If adding a connection, you'll be prompted for connectivity details.

Procedures

to close a browser

Close a browser instance.

Input Concepts

Concept

Description

Type

Required

Default Value

browser

A reference to the browser instance to delete.

browser instance

Yes

(no default)

Output Concepts

Concept

Description

Type

answer

None

boolean

Examples

Close a browser instance:

close the browser

to perform a task on a browser and get the visual log, the detailed plan, the result, the browser run id and the browser files

Execute a browser-based web automation task.

Note: Before using this procedure, you must first "provision a browser" for your automation task.

Input Concepts

Concept

Description

Type

Required

Default Value

browser

The reference to the provisioned browser instance.

browser instance

Yes

(no default)

task

An object containing task configuration (created with the Browser Automation widget).

browser task

Yes

(no default)

Output Concepts

Concept

Description

Type

visual log

A series of screenshots showing each step the browser took.

file

detailed plan

A text summary of the steps taken to automate the task.

text

result

The data extracted or produced by the agent upon completing the task.

any

browser run id

The identifier of the browser run.

text

browser files

A list of files generated by the agent upon completing the task.

file

Examples

Get the Weather in Philadelphia. Task instructions: "Search for the 'current weather in Philadelphia' and extract the temperature"

provision a browser
perform <the task> on the browser and get the visual log, the detailed plan, the result, the browser run id and the browser files

Get Laptop Prices from Amazon. Task instructions: "Go to www.Amazon.com and search for 'laptop.' Look at the first 5 product listings on the results page. For each product, copy the product name and its price.
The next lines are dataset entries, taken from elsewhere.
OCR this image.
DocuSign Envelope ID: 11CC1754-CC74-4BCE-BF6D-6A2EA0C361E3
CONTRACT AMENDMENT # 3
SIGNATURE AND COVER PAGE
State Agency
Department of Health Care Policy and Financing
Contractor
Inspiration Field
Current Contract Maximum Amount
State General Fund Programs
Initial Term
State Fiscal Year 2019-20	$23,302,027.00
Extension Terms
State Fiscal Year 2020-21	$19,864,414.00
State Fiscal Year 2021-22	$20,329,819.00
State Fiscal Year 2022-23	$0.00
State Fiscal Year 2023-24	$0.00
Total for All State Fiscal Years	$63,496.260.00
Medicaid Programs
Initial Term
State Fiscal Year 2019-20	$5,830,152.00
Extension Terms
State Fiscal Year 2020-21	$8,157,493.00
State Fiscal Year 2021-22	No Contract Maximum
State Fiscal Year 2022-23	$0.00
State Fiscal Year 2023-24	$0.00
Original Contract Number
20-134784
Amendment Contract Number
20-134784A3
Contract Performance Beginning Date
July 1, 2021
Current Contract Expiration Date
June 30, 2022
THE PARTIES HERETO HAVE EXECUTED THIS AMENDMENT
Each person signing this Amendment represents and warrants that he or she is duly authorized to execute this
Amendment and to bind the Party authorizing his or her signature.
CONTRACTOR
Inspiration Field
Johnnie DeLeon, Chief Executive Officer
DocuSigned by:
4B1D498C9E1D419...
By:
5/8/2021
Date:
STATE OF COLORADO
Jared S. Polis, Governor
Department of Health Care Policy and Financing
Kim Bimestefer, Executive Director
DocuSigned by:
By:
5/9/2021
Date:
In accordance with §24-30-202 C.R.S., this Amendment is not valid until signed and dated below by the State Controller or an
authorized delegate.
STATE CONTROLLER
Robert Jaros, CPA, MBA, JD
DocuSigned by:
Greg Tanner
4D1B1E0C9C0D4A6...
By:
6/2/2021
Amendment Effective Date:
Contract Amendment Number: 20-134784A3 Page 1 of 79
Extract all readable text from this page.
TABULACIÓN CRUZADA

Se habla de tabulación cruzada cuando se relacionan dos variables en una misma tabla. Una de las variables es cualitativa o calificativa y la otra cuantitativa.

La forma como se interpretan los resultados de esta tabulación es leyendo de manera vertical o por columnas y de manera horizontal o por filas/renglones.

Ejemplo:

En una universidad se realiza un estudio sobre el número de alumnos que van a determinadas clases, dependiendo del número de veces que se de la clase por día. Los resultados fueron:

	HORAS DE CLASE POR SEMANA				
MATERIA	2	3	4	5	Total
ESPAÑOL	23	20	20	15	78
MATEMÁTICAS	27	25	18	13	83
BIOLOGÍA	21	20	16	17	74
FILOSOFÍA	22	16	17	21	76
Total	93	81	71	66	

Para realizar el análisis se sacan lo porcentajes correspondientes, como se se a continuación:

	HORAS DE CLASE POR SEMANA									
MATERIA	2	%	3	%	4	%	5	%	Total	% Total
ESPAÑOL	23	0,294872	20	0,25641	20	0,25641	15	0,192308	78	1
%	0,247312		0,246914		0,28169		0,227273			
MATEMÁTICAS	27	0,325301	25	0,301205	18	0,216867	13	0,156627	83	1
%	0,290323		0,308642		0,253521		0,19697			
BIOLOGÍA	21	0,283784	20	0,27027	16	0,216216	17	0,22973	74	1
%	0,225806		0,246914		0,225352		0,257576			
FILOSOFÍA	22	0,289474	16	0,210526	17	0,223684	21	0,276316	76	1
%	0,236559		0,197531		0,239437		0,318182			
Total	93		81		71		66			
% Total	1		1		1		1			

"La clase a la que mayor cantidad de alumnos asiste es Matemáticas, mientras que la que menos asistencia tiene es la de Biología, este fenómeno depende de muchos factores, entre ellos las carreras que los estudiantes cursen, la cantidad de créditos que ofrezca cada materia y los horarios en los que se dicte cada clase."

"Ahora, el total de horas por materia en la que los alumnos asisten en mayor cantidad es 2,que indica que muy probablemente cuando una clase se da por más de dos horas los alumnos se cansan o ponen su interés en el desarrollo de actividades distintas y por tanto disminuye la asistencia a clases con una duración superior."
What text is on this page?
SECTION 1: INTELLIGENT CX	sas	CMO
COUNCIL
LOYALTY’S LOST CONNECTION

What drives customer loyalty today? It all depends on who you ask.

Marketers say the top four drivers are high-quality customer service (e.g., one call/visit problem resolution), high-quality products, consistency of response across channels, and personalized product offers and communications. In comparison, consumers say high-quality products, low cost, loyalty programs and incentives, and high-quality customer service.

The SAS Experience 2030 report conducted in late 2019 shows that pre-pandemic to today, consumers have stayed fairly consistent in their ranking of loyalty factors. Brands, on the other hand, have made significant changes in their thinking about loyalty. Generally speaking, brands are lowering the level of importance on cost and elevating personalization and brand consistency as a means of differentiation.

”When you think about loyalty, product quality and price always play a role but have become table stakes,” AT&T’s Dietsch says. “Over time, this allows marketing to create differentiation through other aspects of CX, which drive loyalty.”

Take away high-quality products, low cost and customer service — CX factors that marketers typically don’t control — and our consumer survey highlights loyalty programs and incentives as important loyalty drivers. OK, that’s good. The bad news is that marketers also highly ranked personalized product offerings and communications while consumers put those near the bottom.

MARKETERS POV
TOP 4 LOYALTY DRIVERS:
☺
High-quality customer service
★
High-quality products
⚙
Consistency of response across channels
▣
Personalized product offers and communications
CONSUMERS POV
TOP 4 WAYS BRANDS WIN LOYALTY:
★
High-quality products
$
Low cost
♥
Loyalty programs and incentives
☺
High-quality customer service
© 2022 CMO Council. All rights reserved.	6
Show me the list of product names with their prices."

provision a browser
perform <the task> on the browser and get the visual log, the detailed plan, the result, the browser run id and the browser files

to provision a browser

Provision a new K8s browser instance for a web automation task.

Output Concepts

Concept

Description

Type

answer

None

browser instance

Examples

Provision a browser and get the reference to the browser instance:

provision a browser

to provision an aws browser

Provision a new AWS AgentCore browser instance for a web automation task.

Output Concepts

Concept

Description

Type

answer

None

browser instance

Examples

Provision an AWS browser and get the reference to the browser instance:

provision an aws browser

to run a playwright script on a browser and get the result, the browser run id and the browser files

Execute a custom Playwright script on the provisioned browser.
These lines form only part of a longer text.